After 60 years Coca-Cola has decided that it's the end of the road for their first diet drink, Tab. It's not surprising either. While some folks have sworn by the diet soda for years, most of us moved on to Diet Coke, Diet Pepsi or Coke Zero Sugar. I mean Tab isn't even available in Coca-Cola Freestyle machines, and you can get Mellow Yellow Zero Orange in the Freestyle. So that should tell us just how unpopular Tab is. That said, I think seeing a can or bottle of Tab conjures up memories for many of us.

Maybe it was the soda your mom or sister always seemed to drink. Maybe a teacher of yours always had a can of it on her desk. Maybe there was always a six pack of it in the fridge when you were growing up.

What I remember about Tab mainly was not liking the taste of it. Until I reached an age where sucking down lots of sugared soda wasn't a good idea I never bothered to even try to like diet soda. Give me a Big Gulp full of Coca-Cola and I was good. That said, even after diet soda became my soda of choice Tab still tasted bad to me.

Whenever I see a can of Tab I'm immediately taken back to 1978. I remember living in a newly constructed apartment building down the street from my Grandma's condominium.

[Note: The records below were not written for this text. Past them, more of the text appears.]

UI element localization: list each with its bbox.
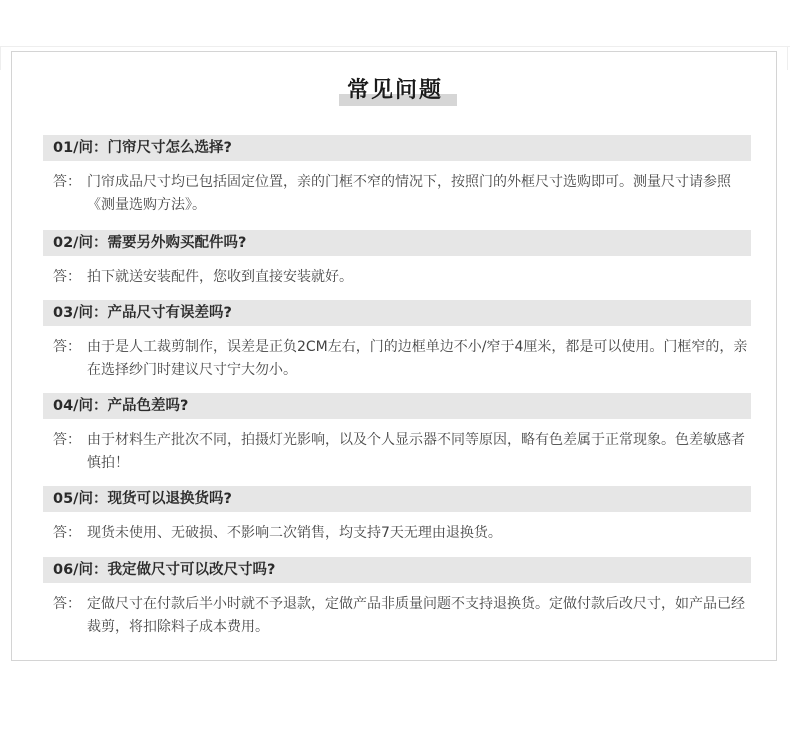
answer — [43, 593, 751, 639]
answer-text: 门帘成品尺寸均已包括固定位置，亲的门框不窄的情况下，按照门的外框尺寸选购即可。测量尺寸请参照《测量选购方法》。 — [87, 174, 731, 213]
answer-text: 由于是人工裁剪制作，误差是正负2CM左右，门的边框单边不小/窄于4厘米，都是可以使用。门框窄的，亲在选择纱门时建议尺寸宁大勿小。 — [87, 339, 748, 378]
title-wrap — [12, 76, 778, 106]
answer-prefix: 答： — [53, 174, 81, 190]
divider — [0, 46, 790, 47]
question-bar: 05/问：现货可以退换货吗? — [43, 486, 751, 512]
answer — [43, 266, 751, 289]
faq-item-4 — [43, 393, 751, 475]
answer-text: 定做尺寸在付款后半小时就不予退款，定做产品非质量问题不支持退换货。定做付款后改尺寸，如产品已经裁剪，将扣除料子成本费用。 — [87, 596, 745, 635]
faq-item-5 — [43, 486, 751, 545]
faq-item-2 — [43, 230, 751, 289]
divider — [0, 46, 1, 70]
faq-card — [11, 51, 777, 661]
question-bar: 06/问：我定做尺寸可以改尺寸吗? — [43, 557, 751, 583]
answer — [43, 429, 751, 475]
answer — [43, 522, 751, 545]
question-bar: 04/问：产品色差吗? — [43, 393, 751, 419]
answer — [43, 171, 751, 217]
answer-text: 现货未使用、无破损、不影响二次销售，均支持7天无理由退换货。 — [87, 525, 502, 541]
question-bar: 01/问：门帘尺寸怎么选择? — [43, 135, 751, 161]
answer — [43, 336, 751, 382]
faq-item-6 — [43, 557, 751, 639]
answer-prefix: 答： — [53, 339, 81, 355]
answer-prefix: 答： — [53, 596, 81, 612]
answer-prefix: 答： — [53, 269, 81, 285]
answer-prefix: 答： — [53, 525, 81, 541]
divider — [787, 46, 788, 70]
answer-text: 拍下就送安装配件，您收到直接安装就好。 — [87, 269, 353, 285]
question-bar: 02/问：需要另外购买配件吗? — [43, 230, 751, 256]
faq-item-1 — [43, 135, 751, 217]
answer-text: 由于材料生产批次不同，拍摄灯光影响，以及个人显示器不同等原因，略有色差属于正常现象。色差敏感者慎拍！ — [87, 432, 745, 471]
page-title: 常见问题 — [346, 78, 443, 103]
faq-item-3 — [43, 300, 751, 382]
question-bar: 03/问：产品尺寸有误差吗? — [43, 300, 751, 326]
answer-prefix: 答： — [53, 432, 81, 448]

We had just moved into the apartment over that summer. You could still smell the newness of the wood or plaster board or whatever when you went up and down the stairs.

This was the era of returnable sixteen ounce bottles and bottle caps. While my Mom usually bought two litter bottles, occasionally she'd get the  returnable bottles. Usually when my folks were having people over or we were hosting a family party. The sixteen ounce returnable glass bottles were pretty popular.

I know because I had a short lived bottle cap collection. You could find bottle caps in the gutter, in the dirt at the park. It wasn't that hard to find them. I think I collected thirty or so fairly quickly just from people littering. Dad's Root Beer, Pepsi, Coca-Cola, 7-Up, Bubble Up, Orange Crush, Canfield's 50/50 even Tab.I remember lining them up on the window sill in the hallway of our third floor apartment.

For many of us it's not the loss of the beverage we'll miss. It's the random memory our brain serves us when we see the logo, or happen to see the soda on a store shelf.

I have lot's of memories of the year we spent living in that apartment. How it seemed to take forever to have our furniture delivered there from Philadelphia. How my father built a great model railroad for me that Christmas in the dining room. Looking out my room's window at the back of the Jewel supermarket and watching the trucks come and go.

Yet it took me writing about Tab to remember my short lived bottle cap collection. That's what I think many of us are afraid we'll miss. The random memory our brain serves us when we see a can or bottle of Tab.